Auffallend ist die gemeinsame Führung der Kapellen- und der Leprosenrechnungen. Es kam vor, daß Gelder der Leprosenstiftung einfach für den Umbau und die anfallenden Ausbesserungen an de rKapelle verwendet wurden.
Das Leprosenhaus, eine Fürsorge für die Siechen, geht auf sehr frühe Zeiten zurück. Das Kloster und das Stift machten sich zur Aufgabe den ärmsten der Armen zu helfen. Diese Aufgabe ging aber mit der Zeit immer mehr in die Hände des erstarkten Marktes über.
 
Man liest zunächst in den alten Rechnungen nur Bausachen. 1640 erhält Gastwirt Saulrapp 17 Fl. (gulden) zurück, die er ausgelegt hat, „wegen Pauung des Turmes und wegen der großen Fenster in der Gruft.“
Diese geringe Summe läßt auf eine Restaurierung schließen. Doch könnte es auch eine Teilschuld gewesen sein, für eine Stuck- oder Turmrechnung von „Unserer lieben Frau abgeprunnenen Capelln nach der vorausgegangenen Prunst der Turm abgestürzt war.“
Die Dächer der Kirche waren durch den Brand sehr stark beschädigt und das Glockenmetall mußte damals zusammengesucht werden. 1671 wurden laut Rechnung über die gemeine Marktkapelle und das Leprosenhaus, 10 Gulden die dem Leprosenhaus gehörten zum Turmbau der Kirche verwendet.
Ein weiterer Brand geschah im Jahre 1676. Die Rechnungen hierfür ziehen sich durch drei Rechnungsjahre, die vom Stiftsdekan Wettinger, vom Amtskammereer Caspar Pachleitner und Christoph Tucher vom äußeren Rat unterschrieben wurden.
Die neuen Glöcklein (es waren derer zwei) wurden in München gegossen und nach Freising zur Weihe gebracht. Sie kosteten unter Anrechnung des alten Metalles 25 Gulden, die durch Eintreiben einer rückständigen Schuld des Ertlmaier von Rosenberg gedeckt wurden. Es war viel Holz für das Gerüst nötig, damit der Kuppelbau in Angriff genommen werden konnte.
Der Zimmermeister hat mit dem Amonknecht die Tränk im Turm eingezogen und die Helmstange aufgemacht. Der Kupferschmied hatte die Turmkugel auszubessern und mit goldener Farbe anzustreichen.
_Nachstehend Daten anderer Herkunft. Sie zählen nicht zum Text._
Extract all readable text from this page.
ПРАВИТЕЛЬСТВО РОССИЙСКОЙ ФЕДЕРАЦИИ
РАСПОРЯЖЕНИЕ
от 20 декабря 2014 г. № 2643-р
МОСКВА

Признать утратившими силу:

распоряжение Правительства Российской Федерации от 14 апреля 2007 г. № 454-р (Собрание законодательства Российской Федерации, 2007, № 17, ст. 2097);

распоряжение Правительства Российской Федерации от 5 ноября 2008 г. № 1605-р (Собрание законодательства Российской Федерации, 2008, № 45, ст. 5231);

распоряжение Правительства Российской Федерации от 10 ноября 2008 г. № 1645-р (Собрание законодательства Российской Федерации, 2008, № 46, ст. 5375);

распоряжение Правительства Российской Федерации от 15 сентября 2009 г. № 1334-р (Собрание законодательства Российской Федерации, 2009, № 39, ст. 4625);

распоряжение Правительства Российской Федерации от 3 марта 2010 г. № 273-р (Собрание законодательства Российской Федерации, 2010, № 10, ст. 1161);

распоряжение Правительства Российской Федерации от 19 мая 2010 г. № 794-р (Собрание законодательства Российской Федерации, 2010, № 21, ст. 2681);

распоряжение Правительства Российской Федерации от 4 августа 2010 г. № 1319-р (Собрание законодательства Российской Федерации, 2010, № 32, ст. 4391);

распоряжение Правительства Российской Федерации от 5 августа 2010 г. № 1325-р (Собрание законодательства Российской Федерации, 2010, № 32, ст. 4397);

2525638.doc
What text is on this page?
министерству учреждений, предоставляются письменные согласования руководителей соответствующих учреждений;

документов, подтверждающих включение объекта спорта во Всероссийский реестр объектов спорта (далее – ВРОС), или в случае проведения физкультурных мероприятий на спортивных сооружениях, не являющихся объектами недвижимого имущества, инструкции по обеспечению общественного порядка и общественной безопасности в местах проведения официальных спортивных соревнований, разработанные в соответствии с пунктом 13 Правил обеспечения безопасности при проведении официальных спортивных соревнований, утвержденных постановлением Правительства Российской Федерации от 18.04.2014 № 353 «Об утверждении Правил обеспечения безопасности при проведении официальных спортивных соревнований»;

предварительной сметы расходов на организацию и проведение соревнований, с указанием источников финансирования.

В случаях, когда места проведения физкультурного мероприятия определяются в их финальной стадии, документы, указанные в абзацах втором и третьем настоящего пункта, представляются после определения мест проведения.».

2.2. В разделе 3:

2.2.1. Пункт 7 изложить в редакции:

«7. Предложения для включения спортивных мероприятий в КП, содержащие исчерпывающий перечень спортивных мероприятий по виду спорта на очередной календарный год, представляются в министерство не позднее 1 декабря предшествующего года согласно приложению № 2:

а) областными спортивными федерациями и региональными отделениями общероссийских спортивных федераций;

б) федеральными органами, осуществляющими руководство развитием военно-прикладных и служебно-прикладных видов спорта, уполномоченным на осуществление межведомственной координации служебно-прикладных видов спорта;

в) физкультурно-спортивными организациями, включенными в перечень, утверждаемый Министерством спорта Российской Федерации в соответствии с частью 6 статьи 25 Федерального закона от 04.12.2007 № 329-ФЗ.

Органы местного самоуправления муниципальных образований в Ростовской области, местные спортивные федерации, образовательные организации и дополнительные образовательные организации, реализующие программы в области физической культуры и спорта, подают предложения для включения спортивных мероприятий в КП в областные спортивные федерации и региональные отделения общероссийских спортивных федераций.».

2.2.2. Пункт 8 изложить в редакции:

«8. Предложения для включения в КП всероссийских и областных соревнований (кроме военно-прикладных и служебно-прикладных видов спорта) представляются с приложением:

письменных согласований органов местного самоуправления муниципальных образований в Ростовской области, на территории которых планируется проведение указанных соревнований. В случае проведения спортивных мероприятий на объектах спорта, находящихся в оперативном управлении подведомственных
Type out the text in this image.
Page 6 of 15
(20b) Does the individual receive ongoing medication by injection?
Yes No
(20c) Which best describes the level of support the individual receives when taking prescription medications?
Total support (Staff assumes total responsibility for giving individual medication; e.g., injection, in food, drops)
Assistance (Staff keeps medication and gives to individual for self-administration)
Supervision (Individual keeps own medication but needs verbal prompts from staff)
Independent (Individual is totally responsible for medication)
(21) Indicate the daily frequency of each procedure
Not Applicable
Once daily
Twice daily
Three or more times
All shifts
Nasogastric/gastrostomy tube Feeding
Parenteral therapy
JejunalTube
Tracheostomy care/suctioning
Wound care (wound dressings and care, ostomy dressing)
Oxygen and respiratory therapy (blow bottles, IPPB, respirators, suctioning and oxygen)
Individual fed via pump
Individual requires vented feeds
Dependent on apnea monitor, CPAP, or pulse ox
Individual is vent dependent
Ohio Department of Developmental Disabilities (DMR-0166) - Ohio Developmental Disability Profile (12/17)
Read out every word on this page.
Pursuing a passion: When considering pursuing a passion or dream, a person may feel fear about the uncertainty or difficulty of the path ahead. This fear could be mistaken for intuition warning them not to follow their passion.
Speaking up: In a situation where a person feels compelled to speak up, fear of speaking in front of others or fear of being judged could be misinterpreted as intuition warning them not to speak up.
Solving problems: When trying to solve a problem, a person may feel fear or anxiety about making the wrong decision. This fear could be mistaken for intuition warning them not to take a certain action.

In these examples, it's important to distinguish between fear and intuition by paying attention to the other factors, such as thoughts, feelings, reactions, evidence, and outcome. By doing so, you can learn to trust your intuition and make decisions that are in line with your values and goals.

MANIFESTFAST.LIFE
Der Niedermüller lieferte 15 Pfund Leinöl zum Ausstreichen, während dem löblichen Herrn Amtsdiener die schöne Aufgabe zukam, etliche alte Nägel „kradt“ (gerade) zu klopfen. Zuletzt gab es zur Hebfeier um 45 Kreuzer Fürstwein, der aber als sehr sauer empfunden wurde.